The fate of many glaciers in Tibet and its surrounding mountain ranges remains controversial. Credit: G. Maxwell/Naturepl.com

With the health of the world’s highest glaciers in dispute, an international team is planning a long-term campaign to measure the vital signs of the ice atop Tibet and its surrounding mountains.

The 46,000 or so glaciers in the region — known as the Third Pole — supply water to some 1.4 billion people in southern and central Asia, and although many climate studies suggest that the ice is disappearing fast, not all measurements are so dire. Now, the Third Pole Environment (TPE) programme, an international effort to assess the effect of climate change in the region, aims to get some answers by monitoring 25 of the glaciers, which project leaders plan to identify in coming weeks.

Starting later this year, a team led by researchers from Asia will survey the glaciers twice a year and use satellite measurements to look for changes in mass balance — the sum of the snowfall that builds up the glaciers and the melting that shrinks them.

The study sites have been chosen to help tease apart the key factors in a glacier’s fate — such as elevation, topography, geographical setting, climate and the type of debris that covers the ice. “The flagship glaciers are pieces of the puzzle of climate responses on the Third Pole,” says Yao Tandong, director of the Chinese Academy of Sciences’ Institute of Tibetan Plateau Research (ITP) in Beijing, and chairman of the TPE’s science committee. Using standardized methods at each site, the team hopes to discern how glaciers in different parts of the Third Pole are responding, and what is driving the changes. The team will put the information collected during the study into a public database after a proprietary period of a couple of years, says Yao.

A 2007 report from the Intergovernmental Panel on Climate Change projected that Himalayan glaciers could disappear as early as 2035 — but that claim turned out to be baseless. “The exact health status of the glaciers is still an unsettled issue,” says Shresth Tayal, a glaciologist at the Energy and Resources Institute in New Delhi. Researchers currently tend to rely on satellite measurements of the region’s glaciers to keep tabs on the glaciers’ surface areas and end points. “This can be misleading,” says Tian Lide, a glaciologist at the ITP, who has been conducting field measurements of glacier mass balance for two decades. “Some glaciers may have the same or even increased surface area but are in fact thinning.”

A 2010 study using measurements taken by the Gravity Recovery and Climate Experiment (GRACE) satellite mission indicated that the Third Pole is shedding roughly 50 gigatonnes of ice per year1. And an unpublished inventory of Tibetan glaciers led by Liu Shiyin at the Cold and Arid Regions Environmental and Engineering Research Institute in Lanzhou, China, shows that more than 70% of the glaciers on the Tibetan plateau are retreating. But an analysis2 this year of GRACE data suggests that overall, high-altitude Asian glaciers are losing ice only one-tenth as fast as the previous estimates, and that those in the Tibetan Plateau are actually growing on average.

High-stakes data

Yet many glaciologists are sceptical about the latest GRACE results. “When satellite data are in stark contrast to what many glaciologists have experienced through decades of field research, one must question their validity,” says Pradeep Mool, a remote-sensing expert at the International Centre for Integrated Mountain Development in Kathmandu, Nepal.

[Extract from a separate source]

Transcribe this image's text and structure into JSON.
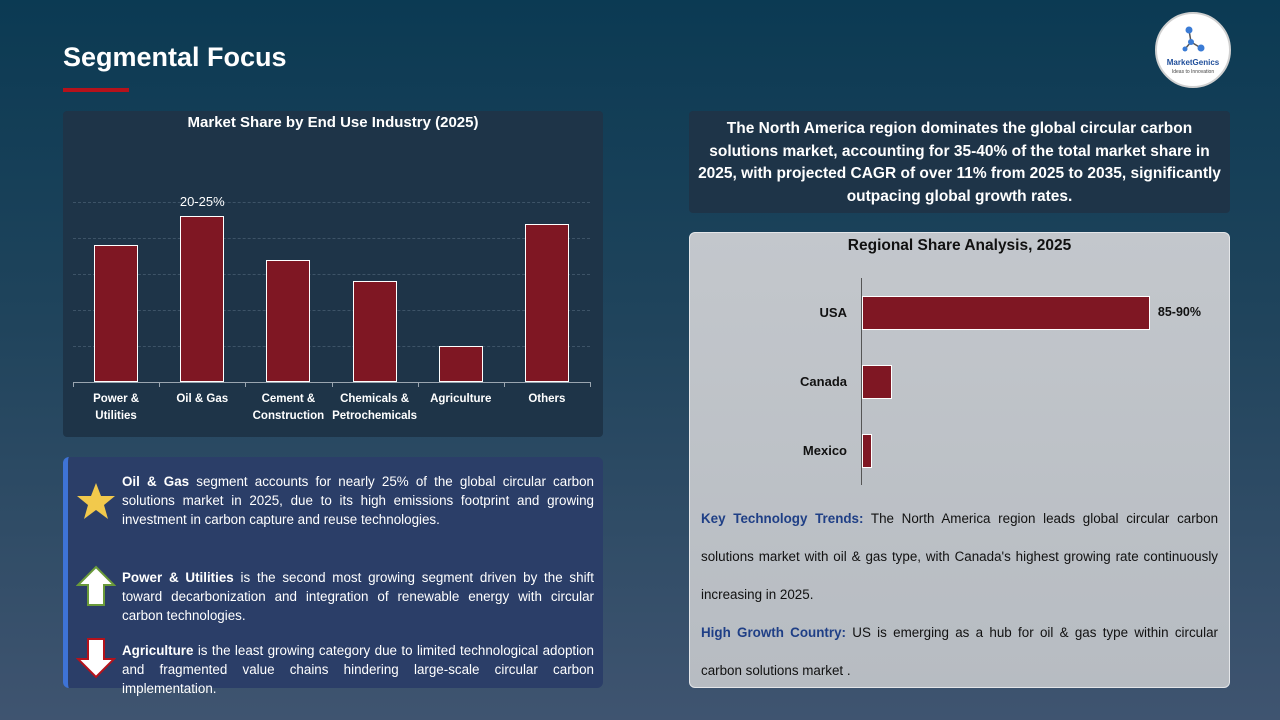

Detailed analyses of 25 glaciers will not settle the controversy, but “they’re a good starting point”, says glaciologist Koji Fujita at Nagoya University in Japan. As well as assessing mass balance, the team will set up several comprehensive observatories to monitor the weather and solar radiation and measure properties of the snow, soil and ice, says Daqing Yang, a hydrologist at Environment Canada in Gatineau, who is involved in the study. It will also test methods for measuring snow amounts at high elevations — “a missing but badly needed piece of information in mountain research”, says Yang.

Imtiaz Rangwala, a climatologist at Rutgers University in New Brunswick, New Jersey, who is not involved in the TPE, says that the stations may help to resolve a pressing problem about climate change in high regions. Many climate simulations suggest that higher elevations will warm faster than lower ones, but Rangwala and his colleague James Miller reported last month that many mountain regions do not follow such a clear pattern3. The campaign, he says “will bridge a major knowledge gap in mountain research, especially at a time when high-elevation observatory stations elsewhere are at risk of being closed down due to lack of funding”.